Enquanto documento oficial, podemos tomar o livro como um testemunho do poder ideológico sobre quaisquer outras fontes de conhecimento. Nele notamos a resposta da dominação católica à ameaça sofrida por sua hegemonia, suscitada sobretudo pelas descobertas científicas de então. Kramer e Sprenger eram inquisidores. Entendiam que as bruxas estavam em toda parte, assumindo as mais diversas formas, incorporadas principalmente nas mulheres. Os encantamentos poderiam ser grotescos - como a supressão de membros do próprio corpo, por exemplo - ou até sutis, como sonhos e falta de desejo para a procriação.
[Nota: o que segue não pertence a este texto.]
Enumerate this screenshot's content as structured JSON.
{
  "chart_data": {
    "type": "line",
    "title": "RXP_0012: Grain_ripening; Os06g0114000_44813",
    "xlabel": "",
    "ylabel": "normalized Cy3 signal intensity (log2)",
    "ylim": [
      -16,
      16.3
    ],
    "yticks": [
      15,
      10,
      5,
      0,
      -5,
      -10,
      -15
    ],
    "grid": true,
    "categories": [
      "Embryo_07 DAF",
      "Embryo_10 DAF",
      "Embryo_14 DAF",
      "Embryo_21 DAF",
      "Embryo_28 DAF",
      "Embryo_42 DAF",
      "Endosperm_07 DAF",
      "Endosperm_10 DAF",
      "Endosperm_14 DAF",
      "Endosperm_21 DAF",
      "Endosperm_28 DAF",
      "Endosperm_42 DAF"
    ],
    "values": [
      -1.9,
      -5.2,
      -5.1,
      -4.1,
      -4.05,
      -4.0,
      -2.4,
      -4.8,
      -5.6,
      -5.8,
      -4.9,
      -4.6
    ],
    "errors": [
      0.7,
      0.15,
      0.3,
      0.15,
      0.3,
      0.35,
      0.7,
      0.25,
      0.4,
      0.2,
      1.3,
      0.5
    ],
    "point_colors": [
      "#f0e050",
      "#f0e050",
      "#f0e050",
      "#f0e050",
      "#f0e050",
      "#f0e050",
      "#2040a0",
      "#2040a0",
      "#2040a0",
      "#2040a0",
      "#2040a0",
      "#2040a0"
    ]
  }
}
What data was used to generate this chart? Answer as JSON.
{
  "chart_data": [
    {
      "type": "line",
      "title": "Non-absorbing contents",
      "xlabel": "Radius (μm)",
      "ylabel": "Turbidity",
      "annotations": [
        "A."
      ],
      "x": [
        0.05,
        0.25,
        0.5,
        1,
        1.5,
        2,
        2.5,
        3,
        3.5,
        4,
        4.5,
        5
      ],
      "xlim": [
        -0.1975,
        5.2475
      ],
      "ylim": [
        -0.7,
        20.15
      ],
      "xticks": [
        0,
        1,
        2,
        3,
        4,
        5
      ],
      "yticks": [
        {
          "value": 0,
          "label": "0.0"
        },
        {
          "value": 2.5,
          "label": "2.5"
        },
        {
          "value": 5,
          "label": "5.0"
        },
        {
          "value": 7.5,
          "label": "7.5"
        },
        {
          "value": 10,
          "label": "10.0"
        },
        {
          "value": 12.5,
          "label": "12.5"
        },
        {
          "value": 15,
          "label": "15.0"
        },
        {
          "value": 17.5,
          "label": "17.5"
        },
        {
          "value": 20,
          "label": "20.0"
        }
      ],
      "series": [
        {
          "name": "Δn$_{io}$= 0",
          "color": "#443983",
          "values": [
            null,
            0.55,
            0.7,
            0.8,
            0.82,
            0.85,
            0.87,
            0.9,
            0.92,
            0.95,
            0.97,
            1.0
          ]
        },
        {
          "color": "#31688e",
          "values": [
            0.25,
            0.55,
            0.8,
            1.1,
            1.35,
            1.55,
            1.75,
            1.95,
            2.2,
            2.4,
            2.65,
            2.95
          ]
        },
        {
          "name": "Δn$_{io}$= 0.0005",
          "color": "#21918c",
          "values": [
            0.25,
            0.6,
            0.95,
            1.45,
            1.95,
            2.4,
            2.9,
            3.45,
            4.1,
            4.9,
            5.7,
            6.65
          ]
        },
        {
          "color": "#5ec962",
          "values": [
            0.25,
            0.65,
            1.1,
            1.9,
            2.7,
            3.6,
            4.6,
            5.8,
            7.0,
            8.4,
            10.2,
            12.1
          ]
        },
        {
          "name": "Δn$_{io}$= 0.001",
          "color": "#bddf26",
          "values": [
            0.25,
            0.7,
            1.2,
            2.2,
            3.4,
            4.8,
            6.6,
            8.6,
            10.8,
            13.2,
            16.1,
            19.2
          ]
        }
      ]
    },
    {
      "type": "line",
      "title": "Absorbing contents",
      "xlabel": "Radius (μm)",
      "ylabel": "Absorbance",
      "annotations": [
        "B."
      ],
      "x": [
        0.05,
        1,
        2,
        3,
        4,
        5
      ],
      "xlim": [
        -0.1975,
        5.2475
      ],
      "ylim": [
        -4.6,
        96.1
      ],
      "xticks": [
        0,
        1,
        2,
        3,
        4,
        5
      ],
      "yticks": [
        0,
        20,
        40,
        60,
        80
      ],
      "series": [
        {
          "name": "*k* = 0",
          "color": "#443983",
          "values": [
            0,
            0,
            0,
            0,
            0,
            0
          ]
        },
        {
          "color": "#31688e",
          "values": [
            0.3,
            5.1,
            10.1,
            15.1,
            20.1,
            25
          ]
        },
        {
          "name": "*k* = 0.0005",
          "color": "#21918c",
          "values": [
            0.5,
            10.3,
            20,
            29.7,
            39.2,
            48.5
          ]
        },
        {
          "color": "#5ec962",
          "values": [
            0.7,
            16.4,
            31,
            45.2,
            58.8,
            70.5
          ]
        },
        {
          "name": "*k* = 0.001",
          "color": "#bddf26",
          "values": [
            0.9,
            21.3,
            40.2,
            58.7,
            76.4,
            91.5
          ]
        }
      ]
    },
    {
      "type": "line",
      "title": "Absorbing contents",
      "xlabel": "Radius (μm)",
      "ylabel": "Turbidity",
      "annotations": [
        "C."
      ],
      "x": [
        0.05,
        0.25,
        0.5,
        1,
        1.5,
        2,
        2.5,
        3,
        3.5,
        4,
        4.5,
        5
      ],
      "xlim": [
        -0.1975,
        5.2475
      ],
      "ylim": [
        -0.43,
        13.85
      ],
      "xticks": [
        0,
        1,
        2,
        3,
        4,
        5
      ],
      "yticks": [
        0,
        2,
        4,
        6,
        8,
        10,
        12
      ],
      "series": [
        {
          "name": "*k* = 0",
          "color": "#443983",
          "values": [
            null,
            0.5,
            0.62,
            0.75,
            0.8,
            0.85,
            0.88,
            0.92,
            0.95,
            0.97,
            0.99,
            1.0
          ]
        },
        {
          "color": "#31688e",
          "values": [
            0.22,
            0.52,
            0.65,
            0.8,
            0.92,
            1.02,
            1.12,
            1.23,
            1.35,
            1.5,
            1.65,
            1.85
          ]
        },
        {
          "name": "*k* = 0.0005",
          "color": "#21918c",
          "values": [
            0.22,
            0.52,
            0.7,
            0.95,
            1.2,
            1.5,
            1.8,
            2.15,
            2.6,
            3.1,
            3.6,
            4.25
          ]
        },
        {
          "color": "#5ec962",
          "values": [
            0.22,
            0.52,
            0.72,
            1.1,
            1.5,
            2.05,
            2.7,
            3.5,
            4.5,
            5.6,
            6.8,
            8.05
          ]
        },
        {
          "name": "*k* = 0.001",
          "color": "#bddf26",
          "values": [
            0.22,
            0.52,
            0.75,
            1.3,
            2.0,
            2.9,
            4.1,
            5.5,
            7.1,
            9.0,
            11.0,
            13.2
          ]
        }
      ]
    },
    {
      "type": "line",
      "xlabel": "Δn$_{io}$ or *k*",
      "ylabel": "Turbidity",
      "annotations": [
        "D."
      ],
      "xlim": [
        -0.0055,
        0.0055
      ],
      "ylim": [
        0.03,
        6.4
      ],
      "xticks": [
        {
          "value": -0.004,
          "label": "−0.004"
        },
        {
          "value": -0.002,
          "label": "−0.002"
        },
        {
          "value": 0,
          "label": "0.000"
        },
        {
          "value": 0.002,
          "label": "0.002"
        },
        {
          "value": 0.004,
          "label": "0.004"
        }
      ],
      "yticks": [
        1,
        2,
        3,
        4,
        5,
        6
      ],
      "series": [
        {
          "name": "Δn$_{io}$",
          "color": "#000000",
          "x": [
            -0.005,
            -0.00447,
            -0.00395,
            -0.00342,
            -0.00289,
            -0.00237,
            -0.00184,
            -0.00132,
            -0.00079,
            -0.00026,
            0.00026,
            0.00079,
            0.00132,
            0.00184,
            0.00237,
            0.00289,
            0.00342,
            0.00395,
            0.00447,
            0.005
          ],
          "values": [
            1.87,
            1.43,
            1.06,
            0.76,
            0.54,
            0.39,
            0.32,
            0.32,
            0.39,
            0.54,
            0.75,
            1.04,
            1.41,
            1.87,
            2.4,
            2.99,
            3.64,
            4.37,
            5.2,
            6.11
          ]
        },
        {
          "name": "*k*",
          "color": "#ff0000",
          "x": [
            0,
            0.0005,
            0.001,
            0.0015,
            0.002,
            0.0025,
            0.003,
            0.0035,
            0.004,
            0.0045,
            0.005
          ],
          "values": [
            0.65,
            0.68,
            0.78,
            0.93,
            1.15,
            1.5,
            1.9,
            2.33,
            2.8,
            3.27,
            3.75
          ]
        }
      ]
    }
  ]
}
É curioso pensar sobre a crença de pessoas daquele tempo nas bruxarias. Até mais ou menos o século 15, a Bíblia era hegemônica enquanto fonte de informação - eis um mundo segundo preceitos católicos. O ser humano, obra divina, deveria ser grato por sua criação, retribuindo com ações em vida em nome da eternidade.

Contudo, diversas foram as transformações na percepção sobre o mundo. Questionava-se a forma geométrica da Terra, bem como sua posição no centro do universo, abalando a crença da centralidade da criação divina. Homens comuns, cientistas, como Galileu, Kepler, Copérnico, entre outros, suscitavam dúvidas sobre a Criação. Abria-se precedentes para que se admitissem a existência de muito mais coisas do que realmente se sabia.

Em uma viagem descobria-se uma nova forma de vida não encontrada na Bíblia, não pertencente à linhagem adâmica, os indígenas das Américas. Jogar por terra uma verdade do livro sagrado do catolicismo dessa maneira tinha consequências a incidirem na fé católica como um todo.

A recém desenvolvida imprensa permitia a reprodução mais fácil da Bíblia, bem como estimulava a sua leitura e tradução do latim para outras línguas - a primeira gramática do Ocidente, a de Nebrija, foi criada em 1492, na Espanha. Por conseguinte, tornavam-se comuns as leituras no ambiente privado, sem o intermédio de sacerdotes, bem como interpretações unilaterais sobre a palavra de Deus. A Reforma Protestante iniciada com Lutero vinha no esteio desse movimento, valorizando a fé exercida individualmente segundo o princípio do Deus absconditus.

Diversos outros poderiam ser os fatos a contextualizarem os séculos 15 e 16. Todavia, aqui, o mais importante é a noção da lógica de inquietude quanto aos princípios católicos. A sociedade cristã estava inquieta e a Igreja tentava responder a tantos anseios e dúvidas, com toda e qualquer manifestação contrária aos preceitos bíblicos passando a ser vistas como desvirtuamento, heresia.

A Inquisição foi uma atitude de vigia quanto ao desvirtuamento de uma doutrina, reforçando, ao mesmo tempo, preceitos centrais ao catolicismo. Portanto, ela, que sempre teve uma gigantesca estrutura moral, se esforça por assegurá-la, criando, de cima para baixo, violentamente, um movimento de reafirmação de seus preceitos. E isso se dá com a retomada de teses já escritas, com afirmação de sacramentos e passagens bíblicas historicamente consagradas no imaginário popular, pautando-se sempre no medo, o temor a Deus. A obra se apresenta como código de conduta.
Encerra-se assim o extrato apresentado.